Salerno pulita, morosità e bandi "dubbi": arriva l'esposto.
Dopo il vertice alla Provincia della scorsa settimana, diversi operai hanno manifestato tutta la loro delusione per l’ultimo incontro in sede prefettizia con l’amministrazione comunale di Serre, tra i debitori del Consorzio.
«Il Comune di Serre ci ha fatto sapere che non hanno un euro da poter dare al Consorzio, i lavoratori avanzano gli stipendi da tre mesi – ha tuonano i lavoratori - Non sappiamo come un lavoratore possa accettare qualcosa del genere».
Da qui, la decisione di presentare un esposto: «Abbiamo inviato una denuncia a tutti gli organi sullo stato in cui si trovano i dipendenti Corisa e l’abbiamo mandata anche a Bruxelles, alla Corte Europea, sperando che arrivi presto qualche risposta.
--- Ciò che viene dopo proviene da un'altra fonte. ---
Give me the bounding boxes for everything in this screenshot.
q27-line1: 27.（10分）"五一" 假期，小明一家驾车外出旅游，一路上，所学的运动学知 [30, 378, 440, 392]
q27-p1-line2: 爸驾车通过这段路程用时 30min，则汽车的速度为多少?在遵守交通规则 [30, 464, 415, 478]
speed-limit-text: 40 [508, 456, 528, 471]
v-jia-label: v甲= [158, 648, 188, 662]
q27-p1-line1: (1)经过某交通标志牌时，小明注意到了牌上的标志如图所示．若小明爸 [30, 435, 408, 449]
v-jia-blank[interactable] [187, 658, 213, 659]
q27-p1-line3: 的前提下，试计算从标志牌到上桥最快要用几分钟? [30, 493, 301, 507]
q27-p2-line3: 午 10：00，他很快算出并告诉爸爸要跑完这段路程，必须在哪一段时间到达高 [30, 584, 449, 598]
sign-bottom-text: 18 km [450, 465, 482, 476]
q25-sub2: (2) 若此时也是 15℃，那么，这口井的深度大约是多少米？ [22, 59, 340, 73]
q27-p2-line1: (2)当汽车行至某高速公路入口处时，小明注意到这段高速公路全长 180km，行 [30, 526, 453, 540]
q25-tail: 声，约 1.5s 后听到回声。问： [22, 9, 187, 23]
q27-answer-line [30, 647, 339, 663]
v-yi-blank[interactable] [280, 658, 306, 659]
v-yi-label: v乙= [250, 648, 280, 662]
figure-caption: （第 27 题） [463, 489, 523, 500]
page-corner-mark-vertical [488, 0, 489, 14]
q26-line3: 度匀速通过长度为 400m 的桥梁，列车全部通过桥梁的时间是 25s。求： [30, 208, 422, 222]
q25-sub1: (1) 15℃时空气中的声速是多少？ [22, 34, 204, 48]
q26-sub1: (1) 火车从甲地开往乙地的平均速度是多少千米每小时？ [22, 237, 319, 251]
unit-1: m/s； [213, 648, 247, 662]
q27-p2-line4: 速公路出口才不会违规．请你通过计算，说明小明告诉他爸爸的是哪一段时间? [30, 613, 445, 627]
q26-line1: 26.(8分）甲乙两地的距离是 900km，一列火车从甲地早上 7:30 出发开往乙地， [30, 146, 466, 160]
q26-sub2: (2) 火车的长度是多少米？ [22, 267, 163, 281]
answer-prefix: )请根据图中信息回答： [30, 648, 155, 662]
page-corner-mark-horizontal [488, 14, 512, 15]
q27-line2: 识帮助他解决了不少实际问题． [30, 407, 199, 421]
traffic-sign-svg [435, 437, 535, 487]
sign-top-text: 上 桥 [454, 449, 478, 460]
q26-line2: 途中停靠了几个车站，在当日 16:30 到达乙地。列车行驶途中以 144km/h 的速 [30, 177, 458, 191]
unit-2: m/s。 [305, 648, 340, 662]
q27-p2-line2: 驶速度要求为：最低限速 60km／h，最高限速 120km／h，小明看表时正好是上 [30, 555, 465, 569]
Andando avanti diventa sempre più difficile e con le spese che si affrontano anche la mattina per andare a lavorare, non possiamo più andare avanti. Qualcuno si deve muovere, la Corte dei Conti o la Corte Europea devono intervenire».
Su più versanti proseguono le preoccupazioni di sindacati e lavoratori. Tanti dipendenti hanno anche segnalato un provvedimento che l’azienda sta portando avanti, con la preoccupazione che possa danneggiare proprio i dipendenti Corisa nel passaggio di cantiere. Inoltre, pare esista una disparità nello straordinario e nelle ore assegnate tra gli stessi lavoratori.
«Abbiamo il timore che stiano mettendo in campo un provvedimento dannoso. E' uscita la graduatoria di Salerno Pulita per gli interinali. Fecero tempo fa un bando che hanno portato avanti nonostante il nostro blocco. Il bando lo hanno espletato in tutte le sue forme, si parla di aggiungere altre persone precarie nel settore, all’interno della società Salerno Pulita. Lavoratori interni hanno uno straordinario bloccato a 14 ore mentre gli interinali avrebbero circa 50 ore di straordinario».